I suspect the confusion many people have about soul as something that is unique to their incarnation comes from the fact that what people usually think of as their soul is actually an inner spark of what creative intelligence they have, which is experienced interiorly as something exhilaratingly unique, novel, and eternal, which it is, but this is a property of their species-being as well as their individual mind and self, not their soul. Likewise, in dreams we often experience a subtle body, something we might interpret as a wandering soul, but it is actually the mind that is involved in dreams, not the soul. So when people usually talk about their soul it is not an eternally unique ghostly entity that resides somewhere inside them and is separate from their cultural and group heritage; rather, it is the species-being that sets them apart from the animals, and that is their creative-intelligence, the human mind, not their soul. To 'save one's soul', then, is to save the identity and emotional bonds of loyalty and love (even after death, through remembrance of the dead) that comes from having shared one's cultural values and beliefs with others, and there is no soul apart from this.

Likewise, spirit is not, as it is commonly understood, an ethereal holy-ghost apparition, but an emergent property of the relation between real things, an evolutionary unfolding of their inter-objective existence through time.
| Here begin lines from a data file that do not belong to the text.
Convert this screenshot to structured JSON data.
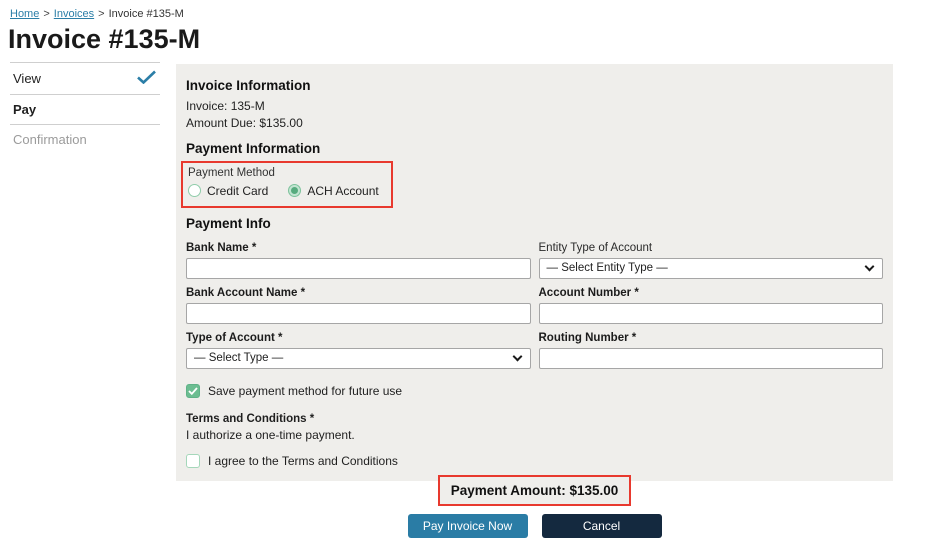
{
  "breadcrumb": {
    "separator": ">",
    "items": [
      {
        "label": "Home"
      },
      {
        "label": "Invoices"
      },
      {
        "label": "Invoice #135-M"
      }
    ]
  },
  "page_title": "Invoice #135-M",
  "sidebar": {
    "items": [
      {
        "label": "View",
        "state": "complete"
      },
      {
        "label": "Pay",
        "state": "active"
      },
      {
        "label": "Confirmation",
        "state": "disabled"
      }
    ]
  },
  "invoice_information": {
    "heading": "Invoice Information",
    "invoice_line": "Invoice: 135-M",
    "amount_line": "Amount Due: $135.00"
  },
  "payment_information": {
    "heading": "Payment Information",
    "method_label": "Payment Method",
    "methods": [
      {
        "label": "Credit Card",
        "selected": false
      },
      {
        "label": "ACH Account",
        "selected": true
      }
    ]
  },
  "payment_info": {
    "heading": "Payment Info",
    "fields": [
      {
        "label": "Bank Name *",
        "type": "input",
        "value": ""
      },
      {
        "label": "Entity Type of Account",
        "type": "select",
        "value": "— Select Entity Type —"
      },
      {
        "label": "Bank Account Name *",
        "type": "input",
        "value": ""
      },
      {
        "label": "Account Number *",
        "type": "input",
        "value": ""
      },
      {
        "label": "Type of Account *",
        "type": "select",
        "value": "— Select Type —"
      },
      {
        "label": "Routing Number *",
        "type": "input",
        "value": ""
      }
    ],
    "save_checkbox": {
      "label": "Save payment method for future use",
      "checked": true
    },
    "terms": {
      "heading": "Terms and Conditions *",
      "text": "I authorize a one-time payment.",
      "agree_label": "I agree to the Terms and Conditions",
      "checked": false
    }
  },
  "summary": {
    "payment_amount": "Payment Amount: $135.00"
  },
  "actions": {
    "pay_label": "Pay Invoice Now",
    "cancel_label": "Cancel"
  },
  "colors": {
    "accent_teal": "#2b7ea7",
    "button_navy": "#14293f",
    "highlight_red": "#e8392e",
    "check_green": "#6cbd91",
    "panel_bg": "#efeeeb"
  }
}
Spirit is thus an evolved whole that is more than the sum of its parts, it is the larger being and consciousness above and beyond its parts, and as such, spirit is an objective and transcendent entity with intimations of the Eternal, or Godhead, a temporal representative of universal being and consciousness, an emergent property of a systemic whole of inter-objective relations, a transcendent (collective) body.

In Hegel, spirit takes its highest form in the Idea of the nation-state, the highest institutional form of human evolution up to that time, and therefore the highest temporal embodiment of God in history. As far it goes, Hegel's conception of spirit is consistent with the four quadrant model. In Wilber, however, spirit takes the form of an evolutionary Eros, the expansionary force of a universal love and passion. But that conceptual move makes spirit an extension of soul (deep emotional connection and identity) to an impersonal all, a universal 'we', a kosmic 'I-Thou' with which universal love and kosmic patriotism can be cultivated. Needless to say, this mixes and confuses the meaning of soul and spirit, for the expansionary force of evolutionary complexity and novelty is not love, the inter-subjective force of identity and union, but the emergent property process of the impersonal spirit of inter-objective relations through time generating ever increasingly complex wholes that are greater than the sum of their parts.

The impersonal (collective, objective, transcendent) spirit of inter-objective relations coming alive in the emergent properties of systemic wholes is the process of evolution, the unfolding of Spirit in History, as Hegel might say. But even in Wilber, the originator of the four quadrant model, there doesn't seem to be the recognition of the role inter-objective relations at the edge of chaos (always already in dialectically entangled relations with the other quadrants) plays in evolutionary expansion, and that spirit is nothing more and nothing less than this process of evolutionary becoming.

Thus, neither soul nor spirit is a holy-ghost, and they both deserve their proper place of recognition in the role they play within the Kosmic Mandala as a whole.